Die Bezeichnung Gluten sucht man auch auf neuen Verpackungen meist vergeblich in den Zutatenlisten. Vielmehr taucht es als Getreideprodukt mit genauer botanischer Herkunft auf, wie Weizenstärke oder Haferkleie. Konzentrieren Sie sich bei der Suche also auf die Getreide. Wenn Sie glutenfreie Grundzutaten verarbeiten, achten sie auf eine absolut glutenfreie Lagerung und Produktion. Stimmen Sie die Produktionsabläufe entsprechend ab.

Im Laden sind spezielle Bretter, Messer, Gabeln erforderlich, die Maschinen müssen vor dem Aufschneiden der Wurst gründlich von Resten herkömmlicher Waren gereinigt werden. Richten Sie einen Extraplatz in der Theke ein. Manche Betroffene kaufen keine glutenfreie Wurst, die direkt neben einer glutenhaltigen liegt.

Beratung von Kunden mit Sprue

Werden Sie das erste Mal mit der Frage nach Gluten in Ihren Waren konfrontiert, ist es kaum möglich, dem Kunden spontan eine richtige Antwort zu geben. Allein seine Frage beweist Vertrauen zu Ihnen. Reagieren Sie nicht voreilig. Bieten Sie an, ihm die Antwort beim nächsten Einkauf zu geben. Handelt es sich um einen neuen Kunden, bitten Sie ihn um seine Telefonnummer, um ihn später zu informieren. Denken Sie aber auch daran: Wenn Sie keine glutenfreien Produkte in der Theke haben, beraten Sie den Kunden ehrlich.

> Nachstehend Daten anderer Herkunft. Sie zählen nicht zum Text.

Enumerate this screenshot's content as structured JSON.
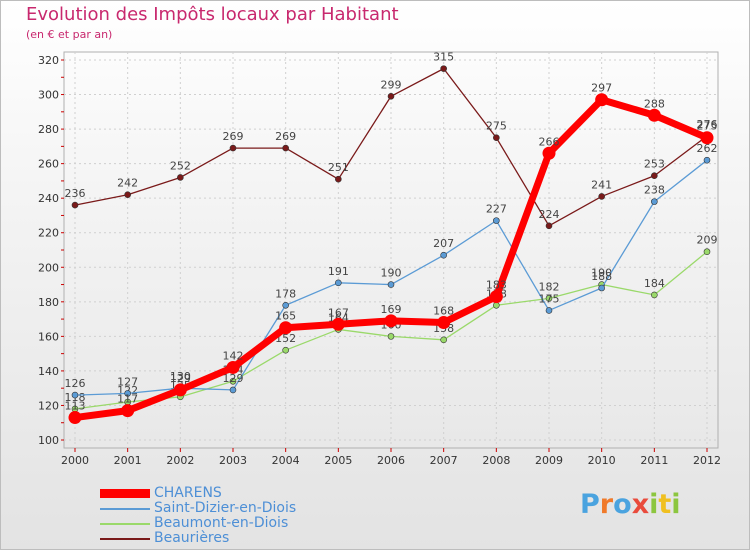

Naturkäse wie Gouda, Edamer, Parmesan, Camembert sind ebenso glutenfrei wie Quark, Milch, Joghurt ohne weitere Zutaten. Achten Sie beim Abschneiden und Auswiegen darauf, dass die Waren hygienisch geschnitten und verpackt werden.

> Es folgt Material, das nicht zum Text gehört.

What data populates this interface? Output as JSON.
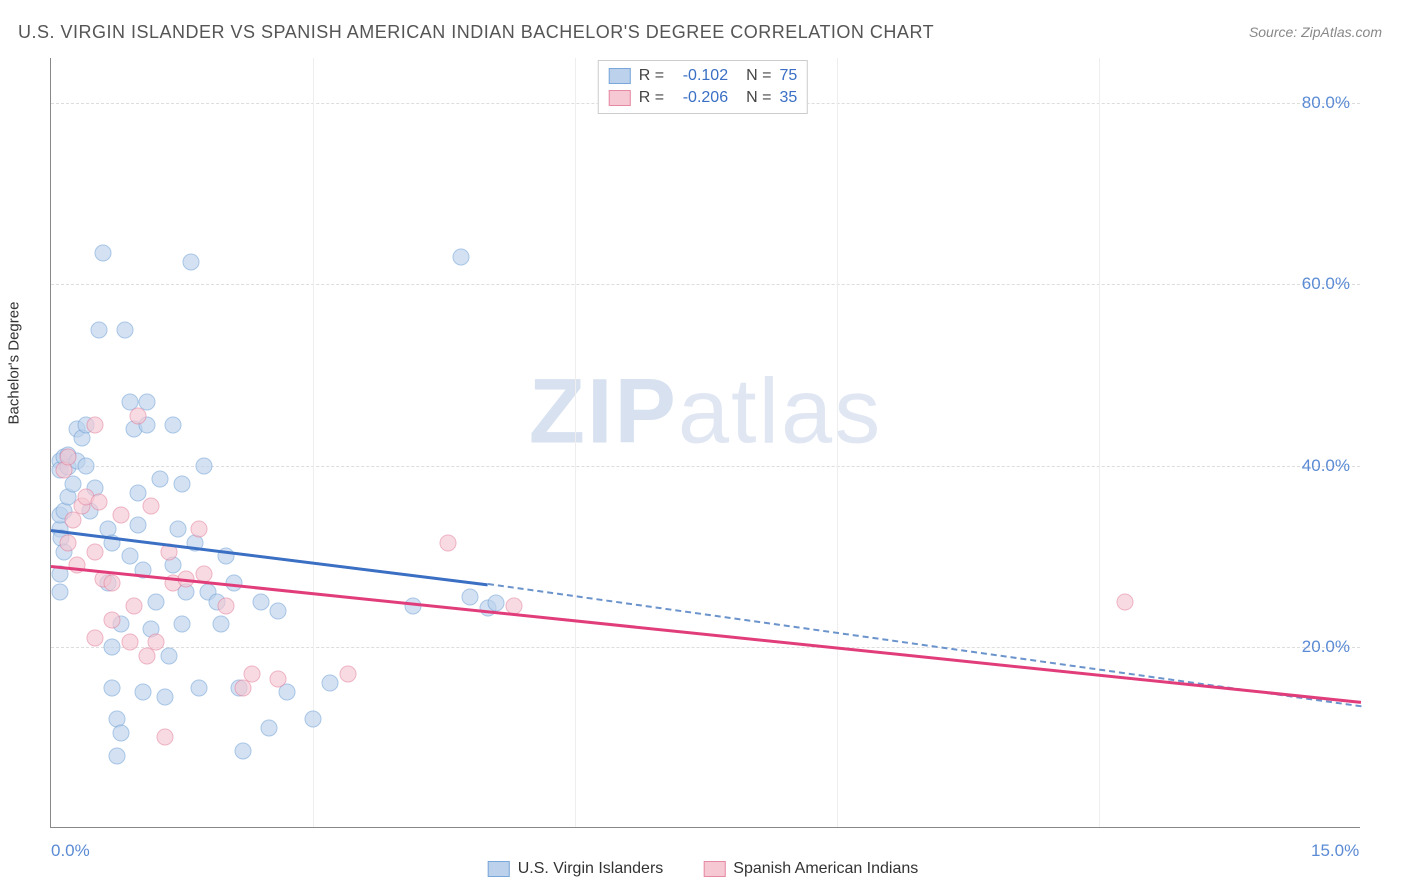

Frisches Fleisch ist immer glutenfrei. Raten Sie Ihren Kunden, es in natürlichem Öl zu braten. Zum Würzen eignen sich Salz und Sologewürze. Gewürzsalze, -mischungen, -marinaden, -soßen können Gluten enthalten, ebenso Gewürzöle und Kräuterbutter. Panaden enthalten immer Gluten.

Grundsätzlich sollte jede Kundenfrage nach einer Substanz ernst genommen werden. Während beim Glutamat ein einzelner Patzer jedoch kaum Folgen trägt, reagieren Spruekranke bereits auf Spuren von Gluten. Glutenfreie Spezialprodukte sind teuer, aber notwendig, weil Grundnahrungsmittel wie Brot, Nudeln und Backwaren zum Sortiment gehören. Wurst und Schinkeneinkauf bleibt Vertrauenssache. Inzwischen bieten viele handwerkliche Fleischereien glutenfreie Produkte an. Interessierte Betriebe können sich bei der Deutschen Zöliakie-Gesellschaft (DZG) informieren und registrieren lassen. Die DZG gibt jährlich eine „Aufstellung glutenfreier Lebensmittel“ heraus. Für Betroffene ein wertvoller Einkaufsführer, für Fleischer eine Chance, neue Kunden zu gewinnen.